Song by Mass of the Fermenting Dregs

from the album World is Yours (EP)
- Released: January 21, 2009 (EP release)
- Recorded: 2008
- Genre: Shoegaze; noise rock; alternative rock;
- Length: 4:41
- Label: Avocado Records
- Songwriters: Natsuko Miyamoto (lyrics); Isao Yoshino (music);
- Producer: Hirokazu Satō

= Aoi, Koi, Daidaiiro No Hi =

"Aoi, Koi, Daidaiiro No Hi" (Japanese: 青い、濃い、橙色の日; Romanized: Aoi, Koi, Daidaīro No Hi; English translation: "Blue, Deep and Orange Day") is a song by the Japanese alternative rock group Mass of the Fermenting Dregs.
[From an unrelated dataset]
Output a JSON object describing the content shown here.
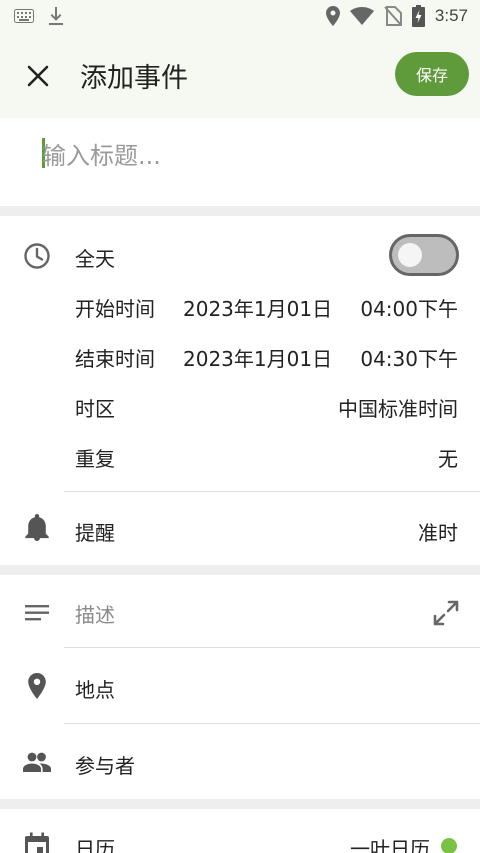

It was released on January 21, 2009, released by the music label, Avocado Records. It is the second track on the EP "World is Yours".

== Composition ==
The songwriting credits for "Aoi, Koi, Daidaiiro No Hi" are split between two members of the group. Natsuko Miyamoto, the band's vocalist and bassist, is officially credited with writing the lyrics. The musical arrangement and composition were created by the band's drummer, Isao Yoshino. The track was recorded in 2008 and was ultimately produced by Hirokazu Satō for its inclusion on the World Is Yours EP in early 2009.

== Release formats ==

Release formats for "Aoi, Koi, Daidaiiro No Hi" (Track on World Is Yours)
| Format | Release Date | Label | Status/Notes |
|---|---|---|---|
| Compact disc (CD) | January 21, 2009 | AVOCADO Records | Original physical release of the album; the song is track 2. |
| Digital distribution | July 21, 2021 | Universal Music Group | Worldwide digital streaming and purchase availability. |

== Critical reception ==

Following the release of World Is Yours, the track "Aoi, Koi, Daidaiiro No Hi" received coverage in domestic music publications. A review from CD Journal described the overall sound of the album—of which this track is a key part—as a "loud and speedy development" that captures the dynamic intensity of the band's live performances. The Japanese language newspaper The Japan Times noted that the track, along with "Kakuiumono," featured "tense riffing and propulsive rhythms," identifying them as the strongest songs on the album.

Commercially, the album World Is Yours peaked at number 44 on the weekly Oricon Albums Chart. The album spent a total of four weeks on the chart.

The song gained more attention on social media platforms such as TikTok, as a "sleeper hit".